Arguably, sub-group analyses across PROGRESS dimensions can introduce risks of multiple comparisons that could be considered statistical malpractice [35]. In pursuit of health equity and ‘leaving no one behind’, a solution needs to be found to enable consideration of differential outcomes across relevant PROGRESS dimensions. Approaches to consider include equivalents to the guidelines for sub-group analysis in randomized controlled trials and meta-analyses [35,49] and mediation analysis, where the focus is on identifying the contribution of a range of factors that influence differential health outcomes across population sub-groups (e.g., ethnic groups, geographic locations, different health-financing systems, or stages of illness) [60].

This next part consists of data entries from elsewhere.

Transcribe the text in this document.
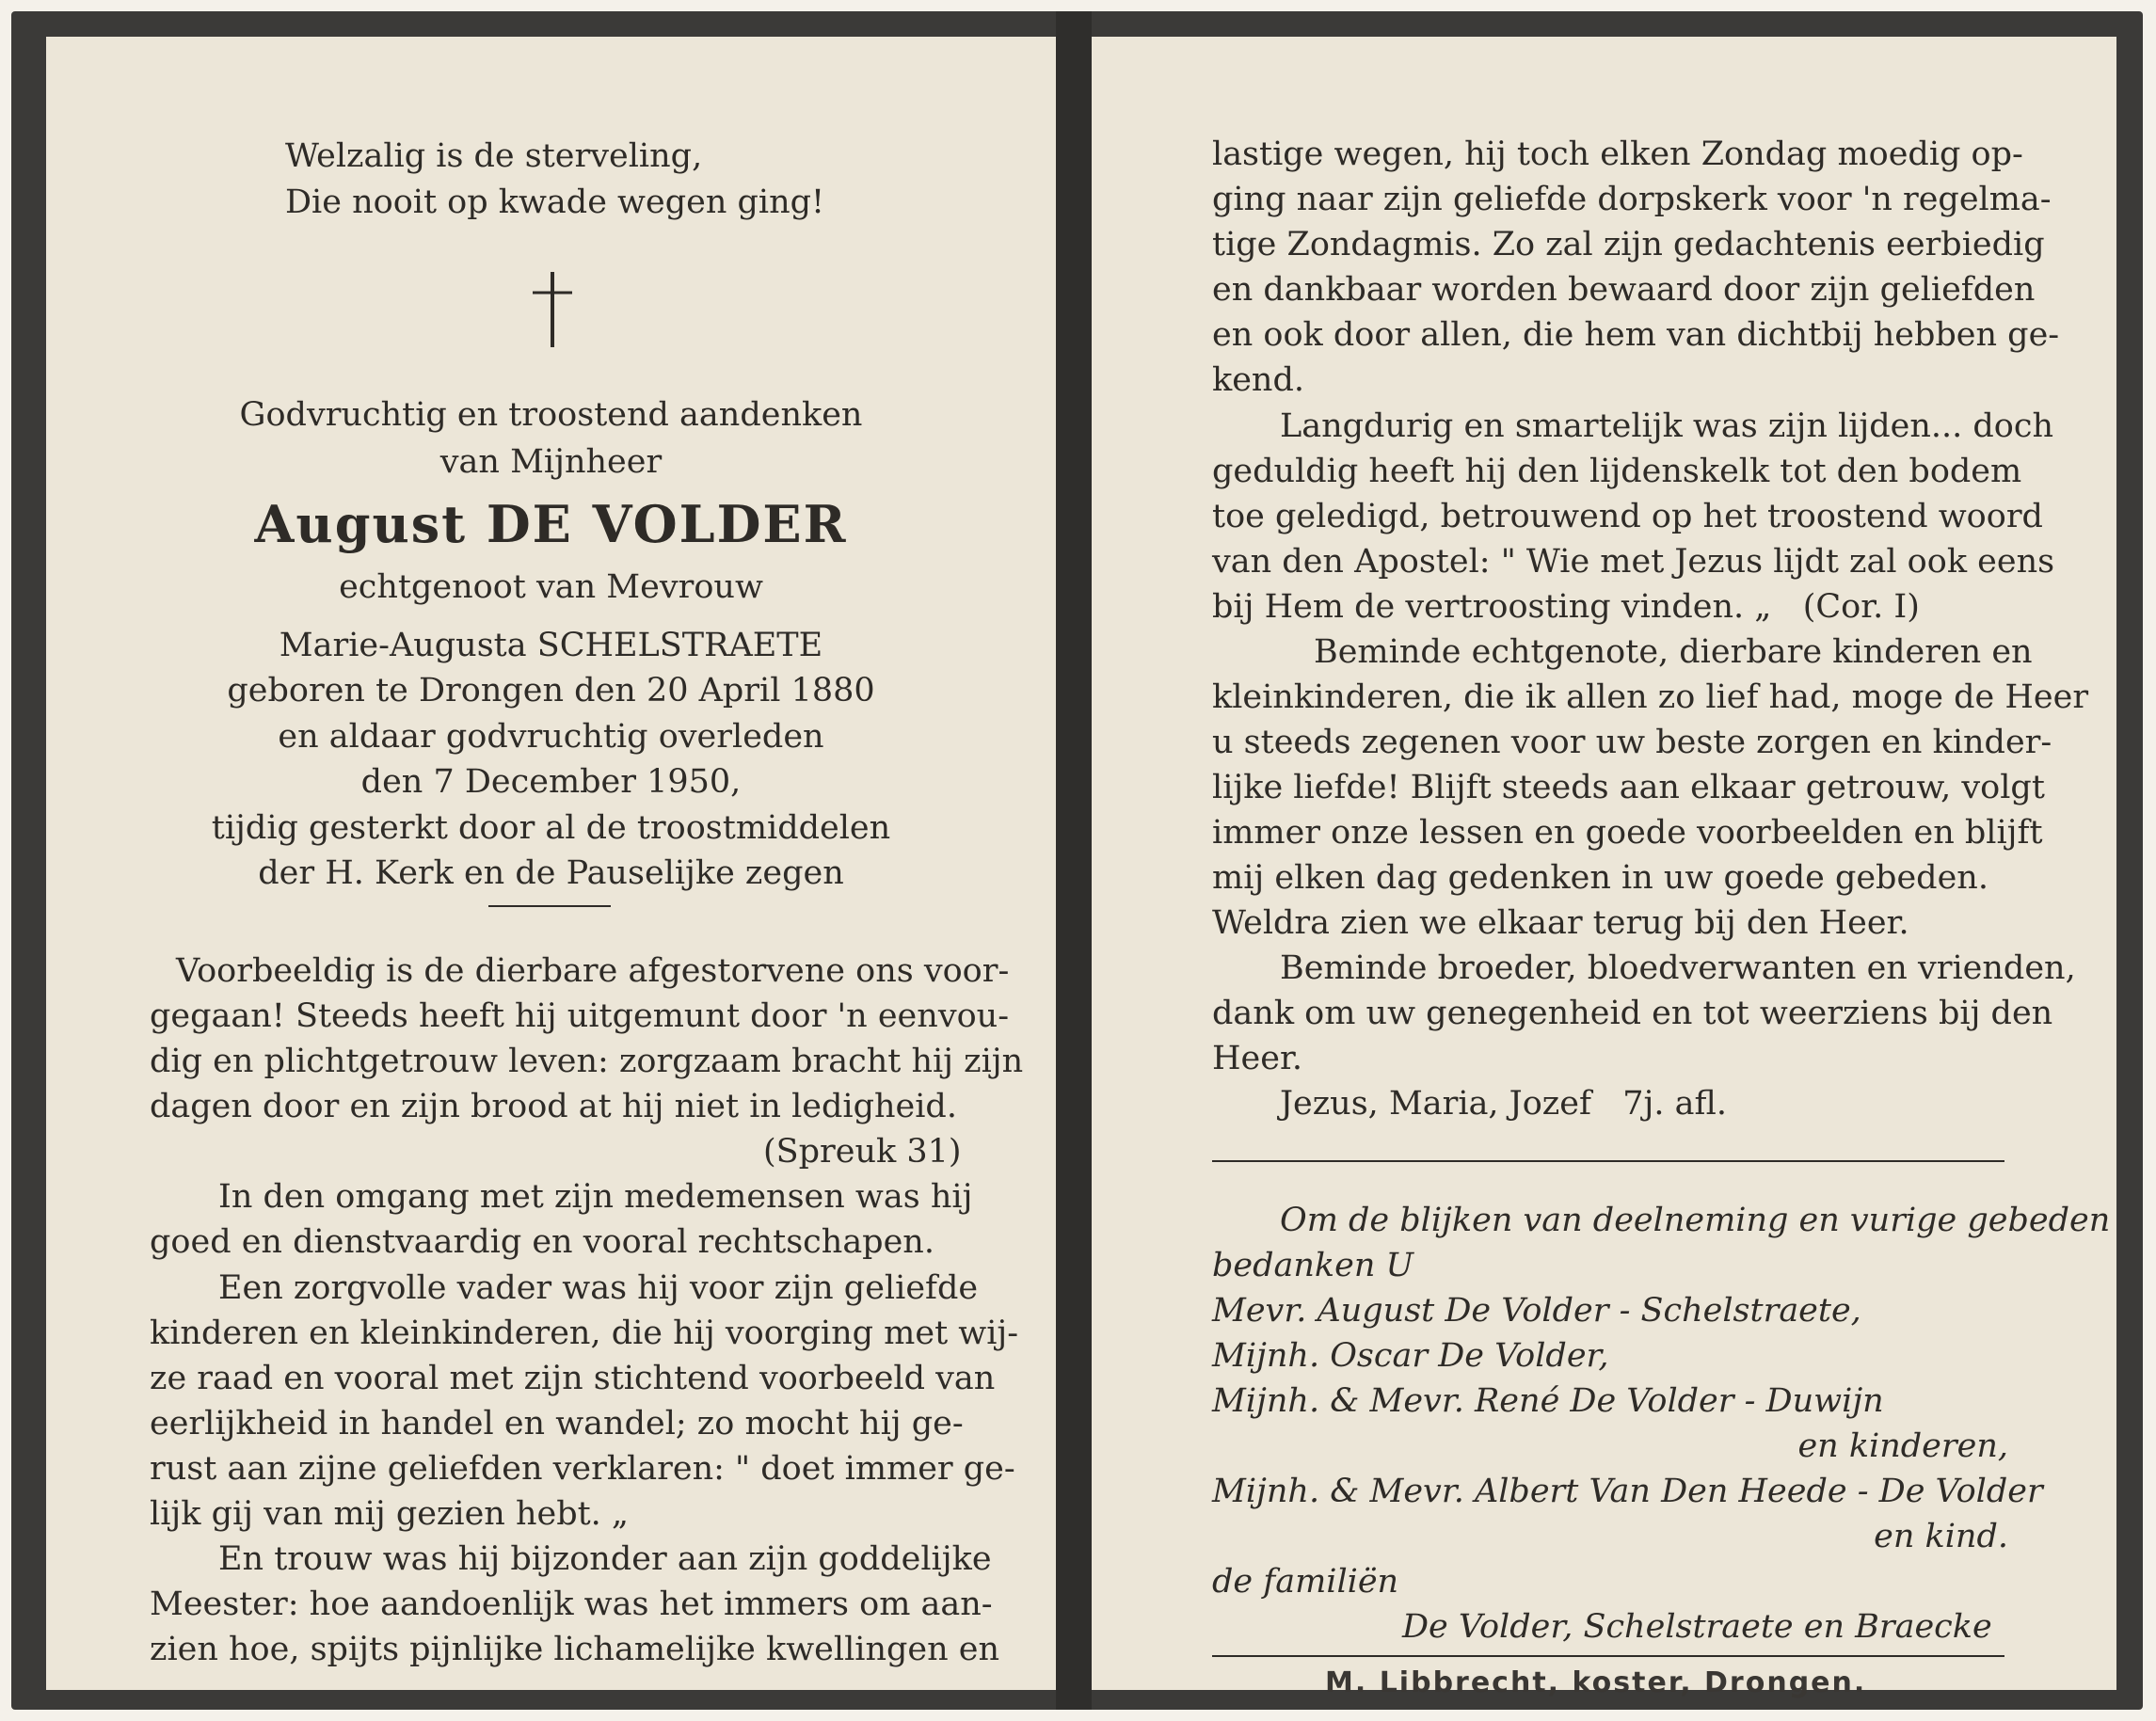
Welzalig is de sterveling,
Die nooit op kwade wegen ging!
Godvruchtig en troostend aandenken
van Mijnheer
August DE VOLDER
echtgenoot van Mevrouw
Marie-Augusta SCHELSTRAETE
geboren te Drongen den 20 April 1880
en aldaar godvruchtig overleden
den 7 December 1950,
tijdig gesterkt door al de troostmiddelen
der H. Kerk en de Pauselijke zegen
Voorbeeldig is de dierbare afgestorvene ons voor-
gegaan! Steeds heeft hij uitgemunt door 'n eenvou-
dig en plichtgetrouw leven: zorgzaam bracht hij zijn
dagen door en zijn brood at hij niet in ledigheid.
(Spreuk 31)
In den omgang met zijn medemensen was hij
goed en dienstvaardig en vooral rechtschapen.
Een zorgvolle vader was hij voor zijn geliefde
kinderen en kleinkinderen, die hij voorging met wij-
ze raad en vooral met zijn stichtend voorbeeld van
eerlijkheid in handel en wandel; zo mocht hij ge-
rust aan zijne geliefden verklaren: " doet immer ge-
lijk gij van mij gezien hebt. „
En trouw was hij bijzonder aan zijn goddelijke
Meester: hoe aandoenlijk was het immers om aan-
zien hoe, spijts pijnlijke lichamelijke kwellingen en
lastige wegen, hij toch elken Zondag moedig op-
ging naar zijn geliefde dorpskerk voor 'n regelma-
tige Zondagmis. Zo zal zijn gedachtenis eerbiedig
en dankbaar worden bewaard door zijn geliefden
en ook door allen, die hem van dichtbij hebben ge-
kend.
Langdurig en smartelijk was zijn lijden... doch
geduldig heeft hij den lijdenskelk tot den bodem
toe geledigd, betrouwend op het troostend woord
van den Apostel: " Wie met Jezus lijdt zal ook eens
bij Hem de vertroosting vinden. „   (Cor. I)
Beminde echtgenote, dierbare kinderen en
kleinkinderen, die ik allen zo lief had, moge de Heer
u steeds zegenen voor uw beste zorgen en kinder-
lijke liefde! Blijft steeds aan elkaar getrouw, volgt
immer onze lessen en goede voorbeelden en blijft
mij elken dag gedenken in uw goede gebeden.
Weldra zien we elkaar terug bij den Heer.
Beminde broeder, bloedverwanten en vrienden,
dank om uw genegenheid en tot weerziens bij den
Heer.
Jezus, Maria, Jozef   7j. afl.
Om de blijken van deelneming en vurige gebeden
bedanken U
Mevr. August De Volder - Schelstraete,
Mijnh. Oscar De Volder,
Mijnh. & Mevr. René De Volder - Duwijn
en kinderen,
Mijnh. & Mevr. Albert Van Den Heede - De Volder
en kind.
de familiën
De Volder, Schelstraete en Braecke
M. Libbrecht, koster, Drongen.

The issues highlighted in this review inevitably overlap with the probability that health-care interventions can have differential impacts. It is reasonably argued that a key requisite for improving outcomes following pediatric trauma is knowing “what works, for who, and in what circumstances” [34]. When undertaking observational studies, clinical trials and mixed-methods research that can inform these questions [34,61], it is also important to consider underlying factors that could result in unequal treatment outcomes [19,20]. A comprehensive summit on surgical disparities convened by the National Institutes of Health and the American College of Surgeons identified the need to prioritize research on the perspectives of patients regarding the care they received, the diversity and training of the workforce, and technologies that could mitigate disparities [59]. Drawing from our review, we would add the need to consider the ethical principles, governance, design, analysis and dissemination of findings that ensure experiences of socially disadvantaged children are explicitly identified and addressed.

5. Conclusions

Based on our review, there is insufficient evidence to determine the extent to which recovery trajectories of injured children are patterned by underlying social factors. Given the burden of health inequities borne by children from disadvantaged groups, research investigating the health of injury survivors should explicitly examine the potential for disparate outcomes. Similarly, evaluations of health-care interventions for injured children should investigate if these do not unwittingly increase inequity.